La Guinée est en ébullition après l’annonce de la grâce présidentielle accordée à l’ex-dictateur Moussa Dadis Camara. Condamné en 2024 à 20 ans de prison pour crimes contre l’humanité dans l’affaire du massacre du 28 septembre 2009, il a été libéré dans la nuit du vendredi 29 au samedi 30 mars 2025, sur décision du chef de la junte, le général Mamadi Doumbouya.
Selon un décret officiel lu à la télévision nationale, cette grâce a été justifiée par des « raisons de santé ». Toutefois, cette décision a suscité un vif débat dans le pays. Tandis que ses proches et partisans célèbrent sa libération, les organisations de défense des droits de l’homme et une grande partie de la société civile dénoncent une atteinte à la justice et une trahison envers les victimes du massacre.
À sa sortie de prison, Moussa Dadis Camara a brièvement fait escale à son domicile avant d’être transféré dans une villa sécurisée à Conakry, sous la surveillance de la gendarmerie. Dans le quartier de Kaporo, la présence inhabituelle des forces de l’ordre a alerté les riverains, tandis qu’à Lambagny, son domicile habituel, des scènes de liesse ont éclaté parmi ses partisans.

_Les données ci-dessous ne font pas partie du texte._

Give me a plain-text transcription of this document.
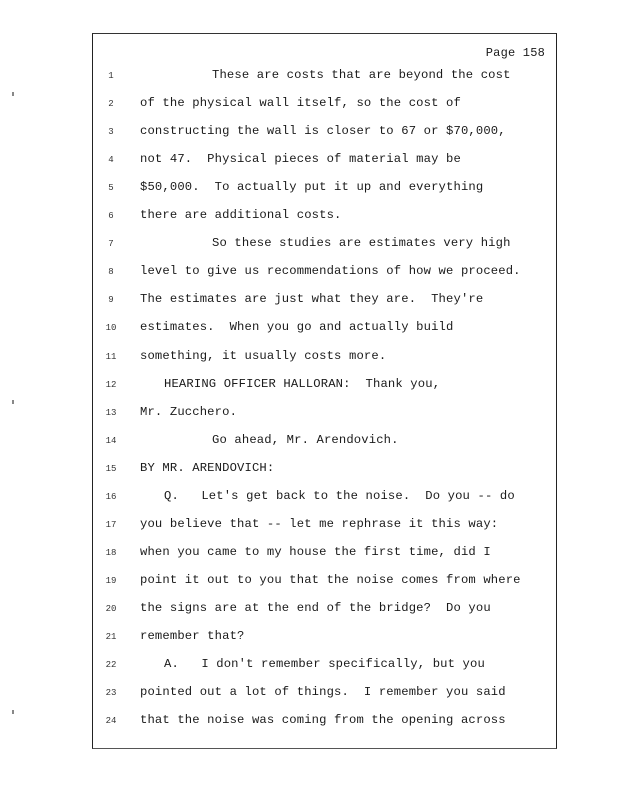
Page 158
1	These are costs that are beyond the cost
2	of the physical wall itself, so the cost of
3	constructing the wall is closer to 67 or $70,000,
4	not 47.  Physical pieces of material may be
5	$50,000.  To actually put it up and everything
6	there are additional costs.
7	So these studies are estimates very high
8	level to give us recommendations of how we proceed.
9	The estimates are just what they are.  They're
10	estimates.  When you go and actually build
11	something, it usually costs more.
12	HEARING OFFICER HALLORAN:  Thank you,
13	Mr. Zucchero.
14	Go ahead, Mr. Arendovich.
15	BY MR. ARENDOVICH:
16	Q.   Let's get back to the noise.  Do you -- do
17	you believe that -- let me rephrase it this way:
18	when you came to my house the first time, did I
19	point it out to you that the noise comes from where
20	the signs are at the end of the bridge?  Do you
21	remember that?
22	A.   I don't remember specifically, but you
23	pointed out a lot of things.  I remember you said
24	that the noise was coming from the opening across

Son frère, Jostin Kaba, a salué une « preuve de maturité démocratique » en Guinée, estimant qu’il était « temps de pardonner et d’aller de l’avant ». Mais pour les familles des victimes du massacre du 28 septembre 2009, cette libération est perçue comme un acte d’injustice et un coup porté à la mémoire des disparus.

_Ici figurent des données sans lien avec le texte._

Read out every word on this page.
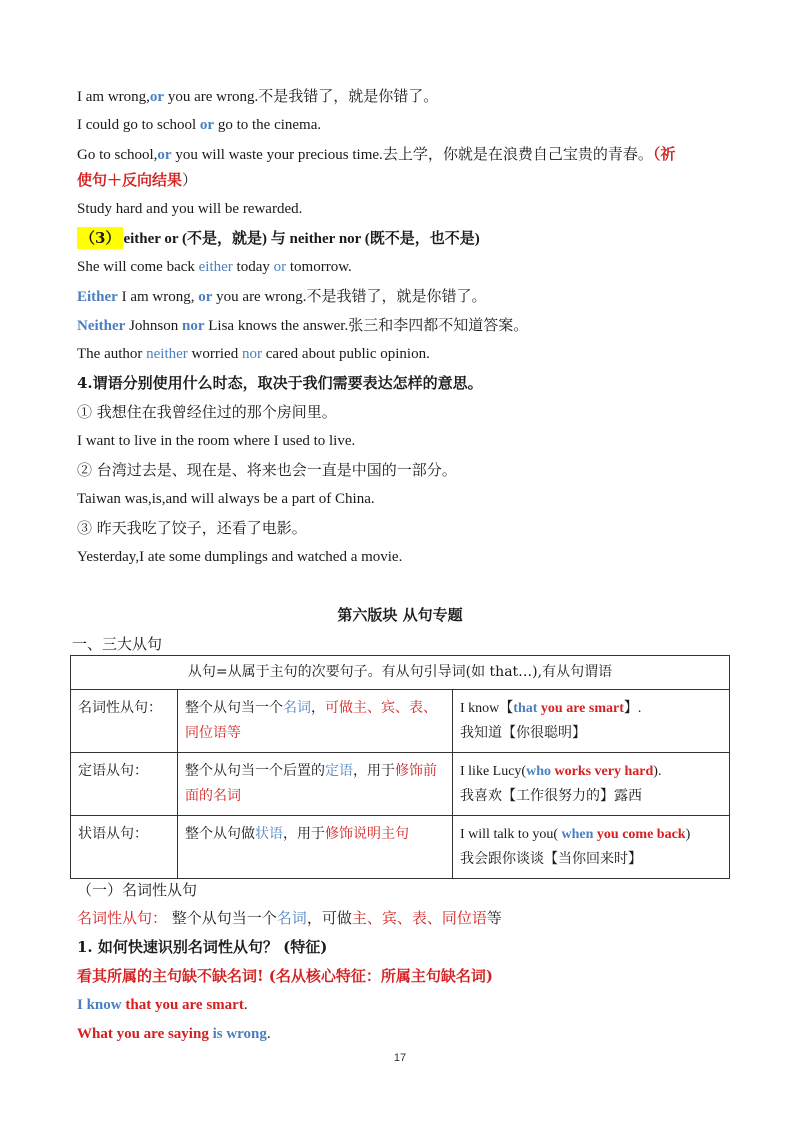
I am wrong,or you are wrong.不是我错了，就是你错了。
I could go to school or go to the cinema.
Go to school,or you will waste your precious time.去上学，你就是在浪费自己宝贵的青春。（祈
使句＋反向结果）
Study hard and you will be rewarded.
（3） either or (不是，就是) 与 neither nor (既不是，也不是)
She will come back either today or tomorrow.
Either I am wrong, or you are wrong.不是我错了，就是你错了。
Neither Johnson nor Lisa knows the answer.张三和李四都不知道答案。
The author neither worried nor cared about public opinion.
4.谓语分别使用什么时态，取决于我们需要表达怎样的意思。
① 我想住在我曾经住过的那个房间里。
I want to live in the room where I used to live.
② 台湾过去是、现在是、将来也会一直是中国的一部分。
Taiwan was,is,and will always be a part of China.
③ 昨天我吃了饺子，还看了电影。
Yesterday,I ate some dumplings and watched a movie.
第六版块 从句专题
一、三大从句
从句=从属于主句的次要句子。有从句引导词(如 that…),有从句谓语		
名词性从句：	整个从句当一个名词，可做主、宾、表、同位语等	I know【that you are smart】.
我知道【你很聪明】
定语从句：	整个从句当一个后置的定语，用于修饰前面的名词	I like Lucy(who works very hard).
我喜欢【工作很努力的】露西
状语从句：	整个从句做状语，用于修饰说明主句	I will talk to you( when you come back)
我会跟你谈谈【当你回来时】
（一）名词性从句
名词性从句： 整个从句当一个名词，可做主、宾、表、同位语等
1. 如何快速识别名词性从句？ (特征)
看其所属的主句缺不缺名词! (名从核心特征：所属主句缺名词)
I know that you are smart.
What you are saying is wrong.
17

Le massacre du 28 septembre 2009, sous la présidence de Dadis Camara, reste l’un des épisodes les plus sombres de l’histoire récente de la Guinée. Selon un rapport de l’ONU, au moins 156 personnes avaient été tuées et 109 femmes violées dans un stade de Conakry lors d’une répression sanglante contre des manifestants de l’opposition.

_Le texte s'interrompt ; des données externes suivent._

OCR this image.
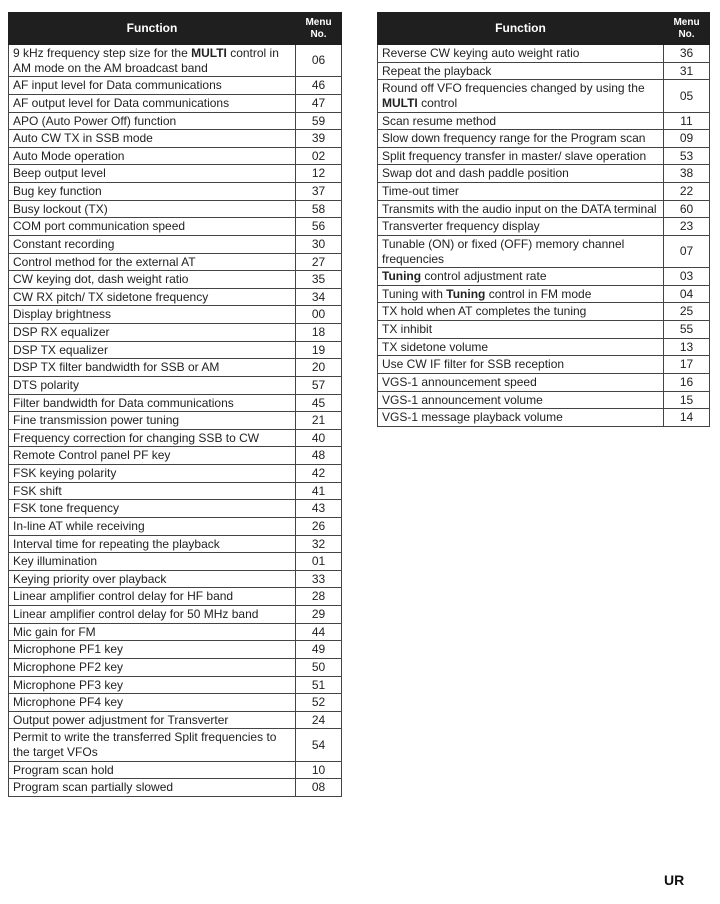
Function	Menu
No.
9 kHz frequency step size for the MULTI control in AM mode on the AM broadcast band	06
AF input level for Data communications	46
AF output level for Data communications	47
APO (Auto Power Off) function	59
Auto CW TX in SSB mode	39
Auto Mode operation	02
Beep output level	12
Bug key function	37
Busy lockout (TX)	58
COM port communication speed	56
Constant recording	30
Control method for the external AT	27
CW keying dot, dash weight ratio	35
CW RX pitch/ TX sidetone frequency	34
Display brightness	00
DSP RX equalizer	18
DSP TX equalizer	19
DSP TX filter bandwidth for SSB or AM	20
DTS polarity	57
Filter bandwidth for Data communications	45
Fine transmission power tuning	21
Frequency correction for changing SSB to CW	40
Remote Control panel PF key	48
FSK keying polarity	42
FSK shift	41
FSK tone frequency	43
In-line AT while receiving	26
Interval time for repeating the playback	32
Key illumination	01
Keying priority over playback	33
Linear amplifier control delay for HF band	28
Linear amplifier control delay for 50 MHz band	29
Mic gain for FM	44
Microphone PF1 key	49
Microphone PF2 key	50
Microphone PF3 key	51
Microphone PF4 key	52
Output power adjustment for Transverter	24
Permit to write the transferred Split frequencies to the target VFOs	54
Program scan hold	10
Program scan partially slowed	08
Function	Menu
No.
Reverse CW keying auto weight ratio	36
Repeat the playback	31
Round off VFO frequencies changed by using the MULTI control	05
Scan resume method	11
Slow down frequency range for the Program scan	09
Split frequency transfer in master/ slave operation	53
Swap dot and dash paddle position	38
Time-out timer	22
Transmits with the audio input on the DATA terminal	60
Transverter frequency display	23
Tunable (ON) or fixed (OFF) memory channel frequencies	07
Tuning control adjustment rate	03
Tuning with Tuning control in FM mode	04
TX hold when AT completes the tuning	25
TX inhibit	55
TX sidetone volume	13
Use CW IF filter for SSB reception	17
VGS-1 announcement speed	16
VGS-1 announcement volume	15
VGS-1 message playback volume	14
UR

Les ONG locales et internationales n’ont pas tardé à exprimer leur indignation. « C’est un affront à la justice et un mépris total pour les victimes », a déclaré Alseny Sall, porte-parole de l’Organisation guinéenne de défense des droits de l’homme (OGDH). Pour lui, cette décision « remet en cause l’indépendance du système judiciaire guinéen et le droit des victimes à obtenir réparation ».
Une des survivantes du massacre, sous couvert d’anonymat, a confié son angoisse : « Beaucoup d’entre nous ont témoigné à visage découvert lors du procès. Avec sa libération, nous nous sentons en danger. »
Certains analystes estiment que cette grâce pourrait être une tentative du général Doumbouya pour calmer une partie de l’armée, où Dadis Camara conserve des soutiens. D’autres y voient un calcul politique visant à ménager les anciens cadres du régime pour garantir une certaine stabilité au sein du pouvoir.
Ironie du sort, cette libération intervient quelques jours seulement après que le gouvernement a annoncé la prise en charge de l’indemnisation des victimes du massacre. Un responsable du Front National pour la Défense de la Constitution (FNDC) a dénoncé « une manipulation cynique du pouvoir », accusant Doumbouya de « jouer avec l’intelligence des Guinéens ».
Alors que le procès en appel du massacre du 28 septembre est encore en cours, cette grâce présidentielle jette une ombre sur l’issue de la procédure judiciaire. Plusieurs anciens hauts responsables impliqués dans le massacre sont toujours sous le coup d’accusations et pourraient être jugés dans les prochains mois.
Cette libération de Dadis Camara pourrait donc renforcer le scepticisme de nombreux Guinéens quant à la volonté réelle du régime d’instaurer une véritable justice et de mettre fin à l’impunité.
Reste à savoir si cette décision sera contestée sur le plan juridique ou politique, et quelles en seront les conséquences pour la stabilité du pays.